By Venky Ganti, Ph.D.
Published on February 20, 2020
In a prior blog post on challenges beyond the 3V’s of working with data, I discussed some issues which hindered the efficiency of data analysts besides drastically raising the bar on their motivation to begin working with new data. Here, I want to drill down into a couple of those issues and my past experience around them.
Let’s consider the scenario when an engineer or a data analyst inside Google wants to find relevant data, say, a table in Dremel or an SSTable on GFS. She still has to remember the name of the table, and which among Google’s myriad data stores contain it. Further, unlike documents which are self-describing, it is not easy to “understand” what is inside a dataset and how to use it. The user needs to understand the data by talking to people who know about the data, or through some other alternative means. Contrast the effort spent by an engineer within Google for finding and understanding data, relative to that an external user spends using Google to find and understand information on the web.
Let me recall one of my own frustrating experiences around a similar scenario. I worked on the AdWords team at Google. I needed to find information about search queries that led to similar user behavior on Google’s products, specifically Search and Ads. I felt that there must be several datasets out there in the Search and Ads teams. I found two in the Ads teams because I knew someone who worked on those projects. But, it turned out after further investigation that I could not use either because of the differences in target applications. However, I had little luck in finding out similar information from the Search teams. I tried rebuilding my own, spent months, and didn’t succeed. Recently, after I left Google, an ex-colleague told me he chanced upon a pointer to the right data and successfully used it!

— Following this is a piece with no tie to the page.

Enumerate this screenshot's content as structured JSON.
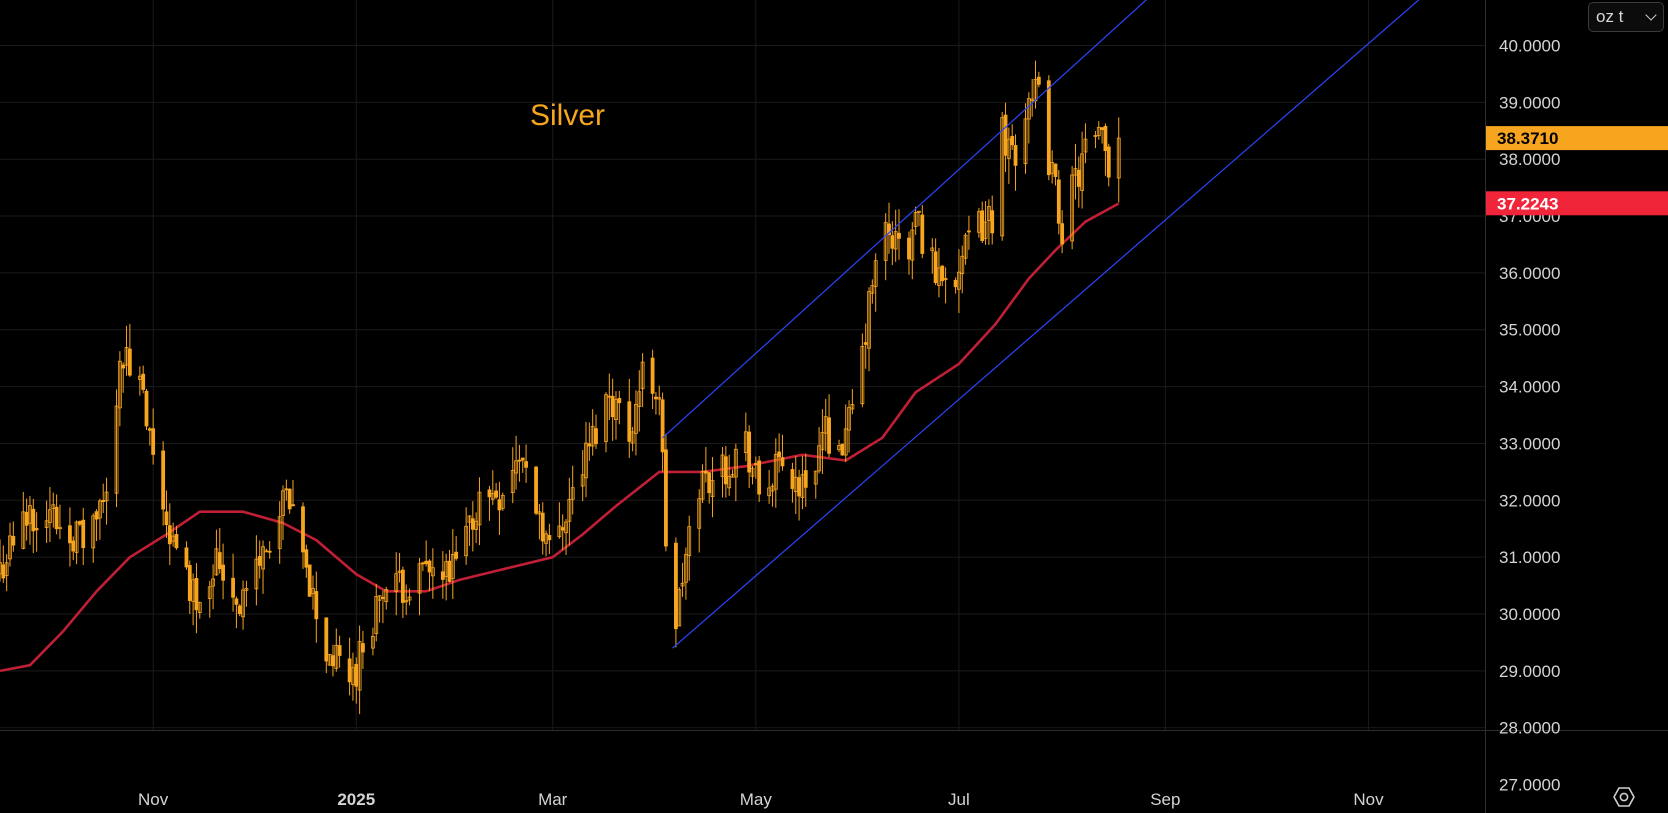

Of course, these problems around finding and understanding data are not peculiar to Google but exist at any organization which leverages data to enhance their decision-making and their products. In general, an engineer at Google has a better chance at overcoming these problems due to awesome internals tools (e.g., code search).
The focus of much of the technology related to data has been on enabling processing massive amounts of data, and visualizing results better. But, there is no focus on empowering users to find and understand data within these databases to prepare queries and programs more reliably and efficiently.
The primary reason in my opinion for the lack of focus on these issues, is that it is much more concrete to measure and show progress on query processing efficiency and visualization capabilities. On the other hand, it is hard today to articulate the benefits of helping data users find and understand data. By the way, wasn’t this true for Search over the web until Google came along and illustrated the economic and productivity gains across a wide spectrum of users? I believe that we are at the cusp of a similar revolution in data consumption.
After an analyst finds a dataset, she needs to understand its usage by other analysts and applications. Often, it is very hard to find such knowledgeable users. There were many times when I found it quite hard, even at Google, to identify the people I need to talk to for such questions; when I did find them, I felt the pain of distracting engineers with run-of-the-mill questions which they must have answered many times over.
As an example, I was responsible for migrating an application reading data from one engine to a newer more robust engine. A big part of the migration involved rewriting queries to read from the new schema. I was among the last few to be doing this migration, and hence similar questions must have been answered. But, the wiki that I was pointed to didn’t have all the information I needed. So, I had to drag myself very reluctantly to a very busy principal engineer, the only one I knew directly, to get help. I would have appreciated, a lot, if I could quickly find someone else who went through a similar migration.
On the flip side, I would repeatedly answer the same set of questions over and over on data that I produced and maintained. I tried creating a wiki page, but was still asked lots of questions. As we all know, this approach comes with its own set of challenges — keeping the wiki updated and reliable over time. In retrospect, I wouldn’t be surprised if I or my colleagues may have missed a few updates.
So, how much time is actually spent by analysts on these activities of finding and understanding data? I haven’t tried measuring this yet. We just don’t have the methodology and the tools to do it. But, depending on who you ask and which data they need to use, the answer varies widely. New users to a particular dataset will spend upwards of 80% on these tasks, while experts much much less. However, experts spend time by answering other users’ questions over and over.